Over 300 participants attempted to download and classify the malware data set provided by the MIT Lincoln Laboratory.

"We've held the event for the past three years, but this is the first time we've focused on adversarial learning and it's been the most successful," said William Streilein, Chair of the AICS Challenge and Group Leader of Cyber Analytics and Decision Systems - Group 58 at the MIT Lincoln Laboratory.

Xu with a cohort of cyber experts from Nanjing University of Science and Technology in China, West Virginia University and Florida International University proposed an adversarial training algorithm and a systematic framework to enhance the strength of deep learning that will detect adversarially and intelligently disguised viruses.
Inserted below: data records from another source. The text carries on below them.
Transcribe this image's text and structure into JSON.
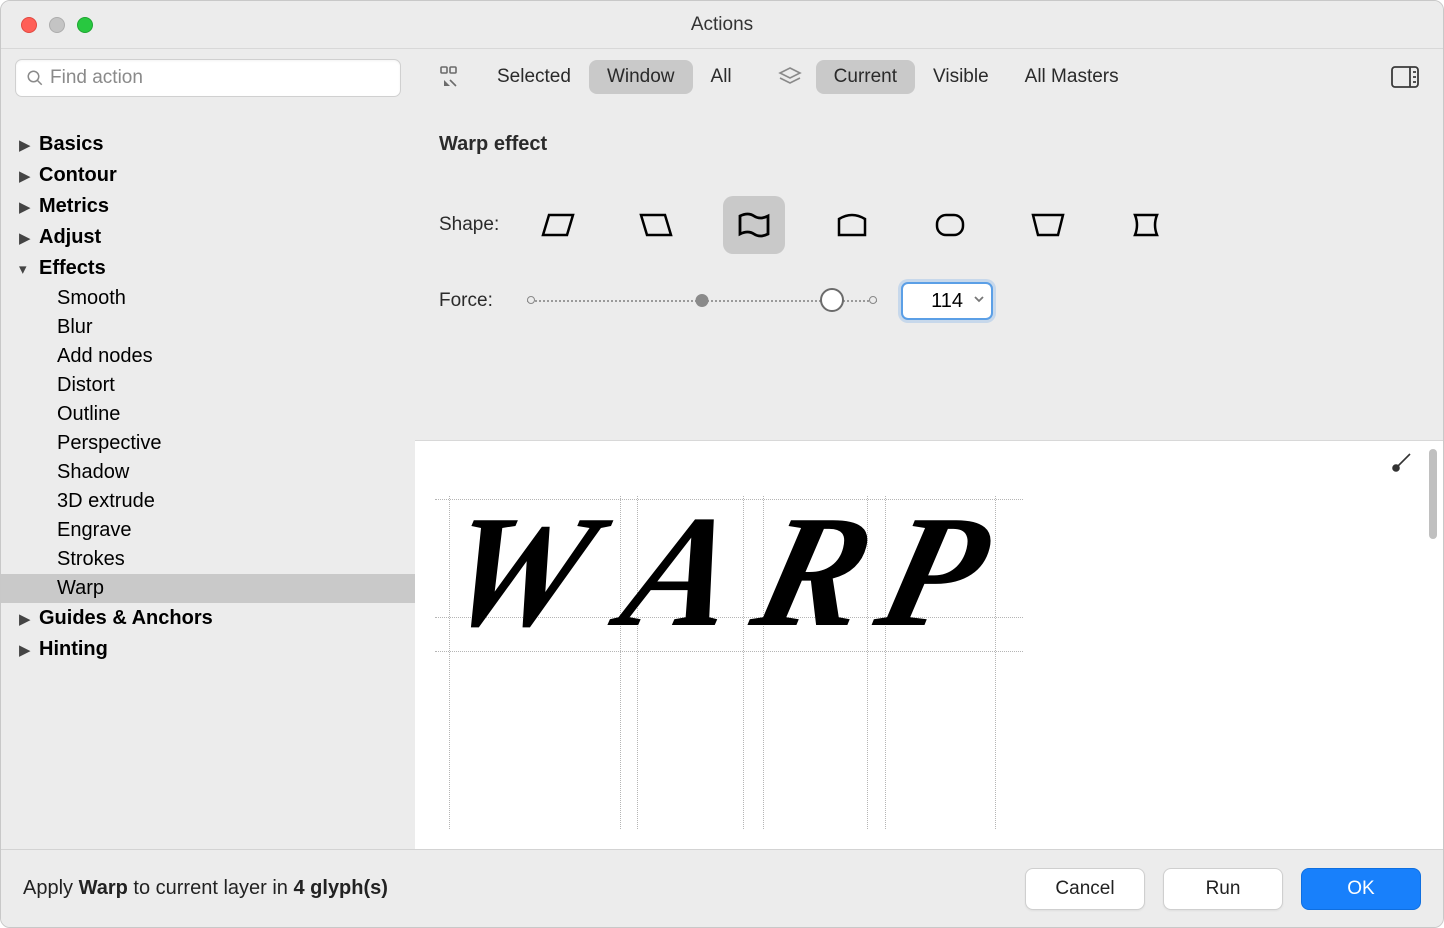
{
  "window_title": "Actions",
  "search": {
    "placeholder": "Find action"
  },
  "categories": [
    {
      "name": "Basics",
      "expanded": false,
      "children": []
    },
    {
      "name": "Contour",
      "expanded": false,
      "children": []
    },
    {
      "name": "Metrics",
      "expanded": false,
      "children": []
    },
    {
      "name": "Adjust",
      "expanded": false,
      "children": []
    },
    {
      "name": "Effects",
      "expanded": true,
      "children": [
        "Smooth",
        "Blur",
        "Add nodes",
        "Distort",
        "Outline",
        "Perspective",
        "Shadow",
        "3D extrude",
        "Engrave",
        "Strokes",
        "Warp"
      ]
    },
    {
      "name": "Guides & Anchors",
      "expanded": false,
      "children": []
    },
    {
      "name": "Hinting",
      "expanded": false,
      "children": []
    }
  ],
  "selected_action": "Warp",
  "toolbar": {
    "scope": [
      "Selected",
      "Window",
      "All"
    ],
    "scope_active": 1,
    "layers": [
      "Current",
      "Visible",
      "All Masters"
    ],
    "layers_active": 0
  },
  "panel": {
    "title": "Warp effect",
    "shape_label": "Shape:",
    "shape_count": 7,
    "shape_active": 2,
    "force_label": "Force:",
    "force_value": "114",
    "slider_mid_pct": 50,
    "slider_main_pct": 87
  },
  "preview": {
    "glyphs": [
      "W",
      "A",
      "R",
      "P"
    ]
  },
  "footer": {
    "status_prefix": "Apply ",
    "status_action": "Warp",
    "status_mid": " to current layer in ",
    "status_count": "4 glyph(s)",
    "cancel": "Cancel",
    "run": "Run",
    "ok": "OK"
  }
}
"Xu had the highest score in the challenge and a proposal that would serve as a really good paper," said Streilein.

UTSA's Xu will attend the 2019 Artificial Intelligence for Cyber Security (AICS) event affiliated with the Association for the Advancement of Artificial Intelligence (AAAI) conference at the end of this month to receive the award and present the research.

"Winning this challenge means that we are in the right direction toward ultimately solving the problem of adversarial malware detection against some of the craftiest attackers in the wild," said Xu.

UTSA is home to the No. 1 cybersecurity program in the nation, according to the Ponemon Institute, and has three Center of Academic Excellence designations in information assurance/cyber defense education, information assurance research and cyber operations from the National Security Agency and the Department of Homeland Security.